敷地は東京都心近くの郊外住宅地にある。住宅地として開発された当初は、各敷地に建物がゆったり建っていたため、狭い道路幅でも圧迫感の少ない風景が広がっていたと想像できました。しかし、近年の世代交代に伴い、ゆったりとしていた土地が細分化され、高密度化し、余分なスペースを持たない街路は閉鎖感がつよい風景となりつつあります。

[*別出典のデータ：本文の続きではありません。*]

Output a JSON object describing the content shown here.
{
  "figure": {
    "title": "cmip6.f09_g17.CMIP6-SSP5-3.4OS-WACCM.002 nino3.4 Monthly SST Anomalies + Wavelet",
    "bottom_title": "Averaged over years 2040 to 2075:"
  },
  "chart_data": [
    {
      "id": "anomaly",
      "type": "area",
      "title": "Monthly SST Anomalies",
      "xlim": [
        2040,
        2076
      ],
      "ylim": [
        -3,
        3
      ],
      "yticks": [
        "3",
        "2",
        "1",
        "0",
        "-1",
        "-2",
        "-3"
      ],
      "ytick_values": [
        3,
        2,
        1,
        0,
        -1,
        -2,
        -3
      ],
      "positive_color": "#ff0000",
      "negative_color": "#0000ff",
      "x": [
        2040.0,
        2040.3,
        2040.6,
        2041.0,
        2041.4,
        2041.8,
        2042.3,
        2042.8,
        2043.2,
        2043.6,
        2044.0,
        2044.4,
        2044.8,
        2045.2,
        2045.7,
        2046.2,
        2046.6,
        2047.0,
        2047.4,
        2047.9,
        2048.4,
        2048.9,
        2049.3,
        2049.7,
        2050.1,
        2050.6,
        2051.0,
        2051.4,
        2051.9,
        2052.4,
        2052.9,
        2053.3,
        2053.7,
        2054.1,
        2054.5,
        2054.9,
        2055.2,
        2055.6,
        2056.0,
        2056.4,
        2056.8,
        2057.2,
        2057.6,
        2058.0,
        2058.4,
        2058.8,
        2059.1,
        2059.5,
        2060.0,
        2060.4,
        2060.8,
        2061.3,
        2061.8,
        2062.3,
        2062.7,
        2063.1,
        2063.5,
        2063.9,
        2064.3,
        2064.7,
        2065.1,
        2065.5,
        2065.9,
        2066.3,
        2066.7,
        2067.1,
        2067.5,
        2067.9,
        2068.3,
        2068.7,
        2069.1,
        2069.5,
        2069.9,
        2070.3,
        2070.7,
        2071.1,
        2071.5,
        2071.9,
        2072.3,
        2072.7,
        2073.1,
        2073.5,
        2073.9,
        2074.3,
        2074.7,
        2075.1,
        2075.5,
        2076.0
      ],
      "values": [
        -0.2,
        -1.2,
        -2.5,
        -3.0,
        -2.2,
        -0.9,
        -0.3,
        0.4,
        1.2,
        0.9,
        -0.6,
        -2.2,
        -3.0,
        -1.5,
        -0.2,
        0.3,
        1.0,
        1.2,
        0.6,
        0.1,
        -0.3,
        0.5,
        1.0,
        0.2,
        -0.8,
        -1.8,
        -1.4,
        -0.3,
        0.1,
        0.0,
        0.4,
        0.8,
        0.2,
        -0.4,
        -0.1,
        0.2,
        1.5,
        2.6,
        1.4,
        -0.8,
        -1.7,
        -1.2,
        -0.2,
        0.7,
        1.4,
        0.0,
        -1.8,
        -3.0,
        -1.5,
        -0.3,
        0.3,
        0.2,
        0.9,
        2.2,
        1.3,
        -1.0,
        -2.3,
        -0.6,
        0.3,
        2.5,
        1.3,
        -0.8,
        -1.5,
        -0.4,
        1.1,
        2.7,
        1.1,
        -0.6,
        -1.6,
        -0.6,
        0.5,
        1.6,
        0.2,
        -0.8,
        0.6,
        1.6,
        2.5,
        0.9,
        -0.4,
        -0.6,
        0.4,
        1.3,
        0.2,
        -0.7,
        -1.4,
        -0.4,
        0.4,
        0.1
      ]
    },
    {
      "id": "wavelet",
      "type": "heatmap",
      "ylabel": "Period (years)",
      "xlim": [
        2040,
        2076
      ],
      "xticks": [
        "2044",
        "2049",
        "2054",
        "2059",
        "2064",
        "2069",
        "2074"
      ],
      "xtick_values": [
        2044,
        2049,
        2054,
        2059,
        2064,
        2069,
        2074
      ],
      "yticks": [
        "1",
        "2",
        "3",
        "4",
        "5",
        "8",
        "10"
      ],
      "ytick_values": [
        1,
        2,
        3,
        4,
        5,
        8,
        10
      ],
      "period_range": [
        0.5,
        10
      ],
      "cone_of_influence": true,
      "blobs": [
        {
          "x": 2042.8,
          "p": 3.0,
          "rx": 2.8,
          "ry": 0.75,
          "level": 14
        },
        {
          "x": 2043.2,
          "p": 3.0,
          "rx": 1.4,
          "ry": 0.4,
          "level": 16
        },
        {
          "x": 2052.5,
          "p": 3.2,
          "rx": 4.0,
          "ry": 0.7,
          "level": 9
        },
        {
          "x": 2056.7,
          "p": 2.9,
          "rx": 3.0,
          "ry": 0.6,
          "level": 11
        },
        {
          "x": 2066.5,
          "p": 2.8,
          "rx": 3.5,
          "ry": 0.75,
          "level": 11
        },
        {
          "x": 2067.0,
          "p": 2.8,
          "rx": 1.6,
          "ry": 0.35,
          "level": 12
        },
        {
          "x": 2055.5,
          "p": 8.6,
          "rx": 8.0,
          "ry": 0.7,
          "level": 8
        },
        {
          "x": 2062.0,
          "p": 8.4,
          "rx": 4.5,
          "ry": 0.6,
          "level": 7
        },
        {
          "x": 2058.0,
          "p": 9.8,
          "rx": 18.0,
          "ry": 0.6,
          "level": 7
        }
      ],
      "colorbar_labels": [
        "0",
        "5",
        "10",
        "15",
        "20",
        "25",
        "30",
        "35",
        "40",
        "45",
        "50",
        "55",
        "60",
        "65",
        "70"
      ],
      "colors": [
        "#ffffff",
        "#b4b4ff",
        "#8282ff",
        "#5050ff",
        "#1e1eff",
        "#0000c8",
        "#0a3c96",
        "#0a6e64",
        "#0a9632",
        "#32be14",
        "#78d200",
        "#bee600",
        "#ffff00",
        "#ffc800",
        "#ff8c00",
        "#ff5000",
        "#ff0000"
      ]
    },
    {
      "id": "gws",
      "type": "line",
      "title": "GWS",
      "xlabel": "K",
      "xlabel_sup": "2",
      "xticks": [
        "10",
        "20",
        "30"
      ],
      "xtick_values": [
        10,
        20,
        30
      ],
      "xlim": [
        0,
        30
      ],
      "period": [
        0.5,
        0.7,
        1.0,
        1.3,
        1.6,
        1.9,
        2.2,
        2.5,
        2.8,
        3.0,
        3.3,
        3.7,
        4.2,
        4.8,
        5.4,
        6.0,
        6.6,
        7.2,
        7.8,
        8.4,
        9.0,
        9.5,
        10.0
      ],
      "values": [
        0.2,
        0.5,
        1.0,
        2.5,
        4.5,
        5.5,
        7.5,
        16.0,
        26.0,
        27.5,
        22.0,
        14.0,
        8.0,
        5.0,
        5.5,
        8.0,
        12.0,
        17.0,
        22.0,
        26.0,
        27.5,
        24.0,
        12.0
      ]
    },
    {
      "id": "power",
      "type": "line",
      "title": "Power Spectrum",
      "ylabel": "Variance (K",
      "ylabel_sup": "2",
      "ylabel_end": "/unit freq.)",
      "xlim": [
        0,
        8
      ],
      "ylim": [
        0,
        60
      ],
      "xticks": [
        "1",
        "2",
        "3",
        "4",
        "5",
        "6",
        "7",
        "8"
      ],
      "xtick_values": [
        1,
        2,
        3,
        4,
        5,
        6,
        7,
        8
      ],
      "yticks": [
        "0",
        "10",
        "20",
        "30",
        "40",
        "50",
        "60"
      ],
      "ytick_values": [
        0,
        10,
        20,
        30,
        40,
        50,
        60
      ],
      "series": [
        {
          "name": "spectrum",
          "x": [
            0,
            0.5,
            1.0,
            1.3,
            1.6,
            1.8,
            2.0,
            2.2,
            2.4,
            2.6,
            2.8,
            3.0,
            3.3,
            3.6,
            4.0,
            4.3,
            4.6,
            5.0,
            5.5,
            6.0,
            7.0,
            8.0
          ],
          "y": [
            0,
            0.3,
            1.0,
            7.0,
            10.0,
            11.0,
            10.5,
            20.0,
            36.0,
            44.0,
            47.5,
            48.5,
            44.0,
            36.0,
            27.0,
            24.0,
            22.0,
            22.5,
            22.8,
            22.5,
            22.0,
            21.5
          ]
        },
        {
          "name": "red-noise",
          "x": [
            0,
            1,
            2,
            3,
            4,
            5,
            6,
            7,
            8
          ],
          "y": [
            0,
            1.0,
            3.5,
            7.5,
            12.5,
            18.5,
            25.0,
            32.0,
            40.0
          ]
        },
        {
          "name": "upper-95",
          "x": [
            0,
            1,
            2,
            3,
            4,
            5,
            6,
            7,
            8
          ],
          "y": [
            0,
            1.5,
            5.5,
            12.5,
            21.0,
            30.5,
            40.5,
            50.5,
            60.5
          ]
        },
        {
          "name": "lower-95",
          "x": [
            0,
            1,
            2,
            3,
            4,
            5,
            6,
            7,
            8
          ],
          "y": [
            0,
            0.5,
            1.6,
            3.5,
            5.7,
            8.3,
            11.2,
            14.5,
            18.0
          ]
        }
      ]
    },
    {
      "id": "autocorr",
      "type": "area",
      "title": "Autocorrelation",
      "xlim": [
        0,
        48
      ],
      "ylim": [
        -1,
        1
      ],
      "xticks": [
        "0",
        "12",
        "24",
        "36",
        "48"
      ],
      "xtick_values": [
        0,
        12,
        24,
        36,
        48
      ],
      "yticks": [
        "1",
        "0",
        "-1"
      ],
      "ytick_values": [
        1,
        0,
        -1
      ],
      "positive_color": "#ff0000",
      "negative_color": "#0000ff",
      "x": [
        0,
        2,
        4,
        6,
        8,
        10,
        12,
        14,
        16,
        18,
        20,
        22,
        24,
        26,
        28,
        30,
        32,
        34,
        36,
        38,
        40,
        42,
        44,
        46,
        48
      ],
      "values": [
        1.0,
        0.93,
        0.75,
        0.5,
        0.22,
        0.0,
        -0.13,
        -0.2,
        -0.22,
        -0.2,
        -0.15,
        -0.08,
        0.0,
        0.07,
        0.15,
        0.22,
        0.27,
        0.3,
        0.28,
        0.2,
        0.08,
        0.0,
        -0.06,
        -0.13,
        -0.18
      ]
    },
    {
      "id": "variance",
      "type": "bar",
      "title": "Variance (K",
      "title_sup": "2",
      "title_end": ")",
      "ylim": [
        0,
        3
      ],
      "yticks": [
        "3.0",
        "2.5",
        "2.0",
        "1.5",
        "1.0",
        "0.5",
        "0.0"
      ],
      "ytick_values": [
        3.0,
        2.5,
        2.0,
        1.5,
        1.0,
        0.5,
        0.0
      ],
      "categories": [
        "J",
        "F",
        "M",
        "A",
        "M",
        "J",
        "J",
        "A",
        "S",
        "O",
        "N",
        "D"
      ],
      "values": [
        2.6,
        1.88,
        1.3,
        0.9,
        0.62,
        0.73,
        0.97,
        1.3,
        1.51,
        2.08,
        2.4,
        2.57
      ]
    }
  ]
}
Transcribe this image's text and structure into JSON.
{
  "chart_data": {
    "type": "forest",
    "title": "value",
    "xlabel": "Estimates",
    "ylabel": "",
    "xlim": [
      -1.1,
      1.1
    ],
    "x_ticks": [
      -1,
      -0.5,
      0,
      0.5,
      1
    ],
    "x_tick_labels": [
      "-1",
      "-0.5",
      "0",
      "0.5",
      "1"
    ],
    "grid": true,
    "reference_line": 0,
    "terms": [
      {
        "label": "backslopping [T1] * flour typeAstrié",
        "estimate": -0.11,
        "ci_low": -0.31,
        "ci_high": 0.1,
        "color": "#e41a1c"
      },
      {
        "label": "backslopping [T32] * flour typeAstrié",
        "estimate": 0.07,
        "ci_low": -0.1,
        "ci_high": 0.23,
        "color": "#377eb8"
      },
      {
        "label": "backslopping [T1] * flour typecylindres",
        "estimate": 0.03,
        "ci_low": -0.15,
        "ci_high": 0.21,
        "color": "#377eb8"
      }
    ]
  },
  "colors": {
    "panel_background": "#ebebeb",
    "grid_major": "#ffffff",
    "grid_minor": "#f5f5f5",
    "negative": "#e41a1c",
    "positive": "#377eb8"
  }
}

ここでは内部だけで完結せず、周辺環境に対して働きかけることを考えました。隣地は更地で、環境変化の予測が難しかった。そこで、前面道路に対する建ち方を模索しました。プライベートな用途を地下に、パブリックな用途を地上2階に持ち上げ、間の1階部分を敷地奥まで見通せる道路の延長のような場所とすることで、閉鎖感のある道路に対して、視線が抜る「どこかへつながっていく」場所をつくっています。周囲の建物に面する外壁には開口を設けず、各階に光と風を取り込むための光庭(void)がある。各部屋は開口の方向よって光の状態・明暗がそれぞれ異なり、独立性を高めています。独立性を持ちながらも各スペースが光庭(void)に面することによって、全体は把握できないが、「どこかにつながっている」ことを暗示させ、奥行を生じさようと考えました。